In terms of specific threats, conference participants agreed the challenge of the rapid spread of CBSD – relatively obscure until a decade ago – as the highest priority for research and awareness-raising. The disease, which destroys cassava roots underground – sometimes wiping our entire harvests – has already spread from Uganda, Kenya and Tanzania to parts of DR Congo and possibly Angola, en route for the world’s largest producer and consumer of cassava, Nigeria, as reported on the CIAT blog recently.

Participants agreed to redouble efforts to: raise awareness of the risks of spreading CBSD through moving uncertified cassava stakes for planting; establish a detailed surveillance program to track the spread of CBSD; and deploy some of the most promising technologies for controlling the viruses and whiteflies in areas with new outbreaks and those at imminent risk. Developing a system for producing and distributing high quality, virus-free cassava cuttings through national and international research centers, NGOs, the private sector and village communities, was identified as a top priority.

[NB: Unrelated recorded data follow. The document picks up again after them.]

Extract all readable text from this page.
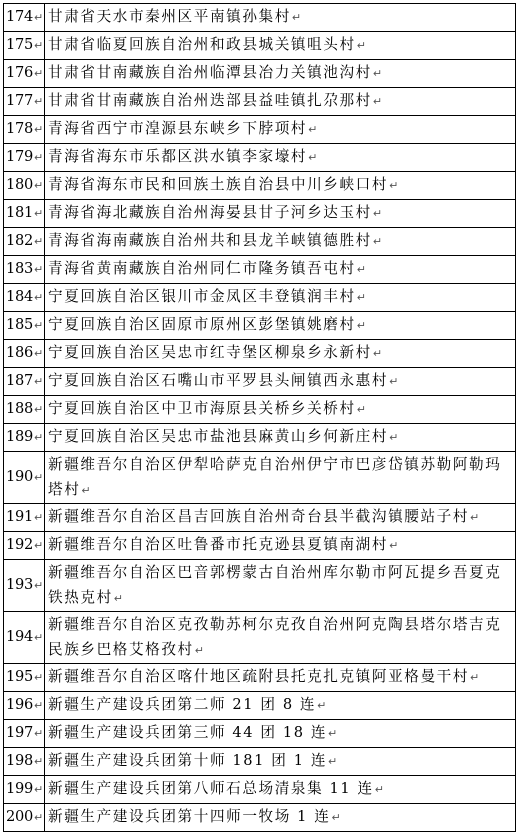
174↵	甘肃省天水市秦州区平南镇孙集村↵
175↵	甘肃省临夏回族自治州和政县城关镇咀头村↵
176↵	甘肃省甘南藏族自治州临潭县冶力关镇池沟村↵
177↵	甘肃省甘南藏族自治州迭部县益哇镇扎尕那村↵
178↵	青海省西宁市湟源县东峡乡下脖项村↵
179↵	青海省海东市乐都区洪水镇李家壕村↵
180↵	青海省海东市民和回族土族自治县中川乡峡口村↵
181↵	青海省海北藏族自治州海晏县甘子河乡达玉村↵
182↵	青海省海南藏族自治州共和县龙羊峡镇德胜村↵
183↵	青海省黄南藏族自治州同仁市隆务镇吾屯村↵
184↵	宁夏回族自治区银川市金凤区丰登镇润丰村↵
185↵	宁夏回族自治区固原市原州区彭堡镇姚磨村↵
186↵	宁夏回族自治区吴忠市红寺堡区柳泉乡永新村↵
187↵	宁夏回族自治区石嘴山市平罗县头闸镇西永惠村↵
188↵	宁夏回族自治区中卫市海原县关桥乡关桥村↵
189↵	宁夏回族自治区吴忠市盐池县麻黄山乡何新庄村↵
190↵	新疆维吾尔自治区伊犁哈萨克自治州伊宁市巴彦岱镇苏勒阿勒玛塔村↵
191↵	新疆维吾尔自治区昌吉回族自治州奇台县半截沟镇腰站子村↵
192↵	新疆维吾尔自治区吐鲁番市托克逊县夏镇南湖村↵
193↵	新疆维吾尔自治区巴音郭楞蒙古自治州库尔勒市阿瓦提乡吾夏克铁热克村↵
194↵	新疆维吾尔自治区克孜勒苏柯尔克孜自治州阿克陶县塔尔塔吉克民族乡巴格艾格孜村↵
195↵	新疆维吾尔自治区喀什地区疏附县托克扎克镇阿亚格曼干村↵
196↵	新疆生产建设兵团第二师 21 团 8 连↵
197↵	新疆生产建设兵团第三师 44 团 18 连↵
198↵	新疆生产建设兵团第十师 181 团 1 连↵
199↵	新疆生产建设兵团第八师石总场清泉集 11 连↵
200↵	新疆生产建设兵团第十四师一牧场 1 连↵
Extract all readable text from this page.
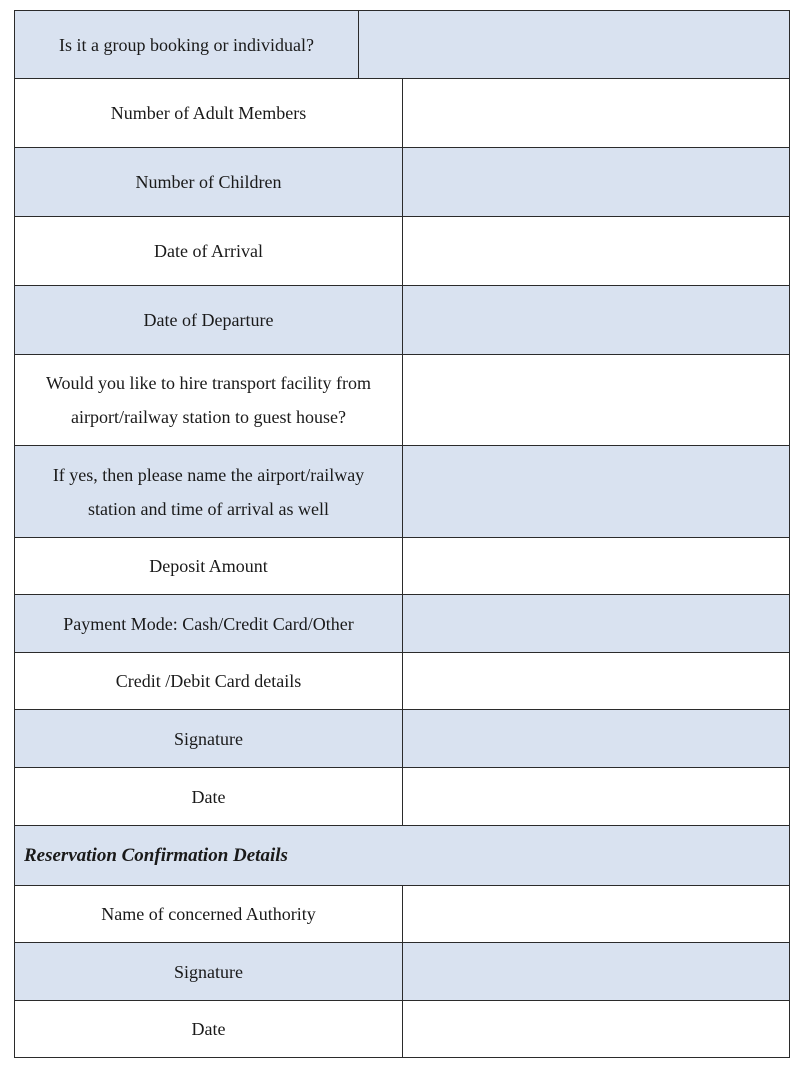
Is it a group booking or individual?
Number of Adult Members
Number of Children
Date of Arrival
Date of Departure
Would you like to hire transport facility from
airport/railway station to guest house?
If yes, then please name the airport/railway
station and time of arrival as well
Deposit Amount
Payment Mode: Cash/Credit Card/Other
Credit /Debit Card details
Signature
Date
Reservation Confirmation Details
Name of concerned Authority
Signature
Date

“These diseases constitute a crisis of enormous proportions with the potential to unleash severe human suffering,” said GCP21 director Claude Fauquet. “If CBSD reaches Nigeria it would cause a human catastrophe of unforeseen magnitude; if it reaches Thailand or India it would jeopardise economic sectors worth billions of dollars a year. That’s why an agreement of this nature and scope is unprecedented in the history of cassava research and clearly reflects the growing recognition of the huge importance of cassava in Africa – for food security, for incomes, and for development.”

The agreement will be the basis for a formal road map for tackling cassava pests and diseases, which is expected to be finalised in July.

CIAT will have a crucial role, as coordinator of a global initiative to sequence the cassava genome. Partly funded by the CGIAR’s Roots, Tubers and Bananas research program (RTB), and with the support of a host of international partners, work is already underway to sequence the entire collection of global cassava varieties, as part of a multi-million dollar search for valuable traits including sources of resistance to cassava diseases and the insects that transmit them. CIAT’s gene bank at its headquarters in Colombia is one vital source of cassava varieties to be sequenced, and all 5,000 varieties known worldwide should be sequenced by 2017.

“When it comes to finding the genes responsible for resistance to these diseases, it’s not a matter of if we get the call, it’s a matter of when,” said CIAT’s Luis Augusto Becerra, leader of CIAT’s cassava genome sequencing work. “Then we can begin the process of developing improved cassava varieties for farmers to grow, safe in the knowledge that the threats of brown streak or mosaic disease will be a thing of the past. That makes the work tremendously exciting because it will benefit hundreds of millions of people.”

CIAT will also work on tackling diseases not currently present in Africa, but which pose a threat if introduced, such as frog skin disease, a major cassava constraint in Latin America.

“Cassava diseases are the main obstacle in the way of cassava fulfilling its enormous potential, so this is a landmark agreement,” said Joe Tohme, leader of CIAT’s Agrobiodiversity research area, and joint founder of GCP21. “If you want to have a serious impact on rural livelihoods in Africa, you have to be working with cassava and cassava producers, and tackling these diseases is one of the most effective ways. But this must include work outside Africa to make sure we are well-prepared as possible for new pest and disease threats.”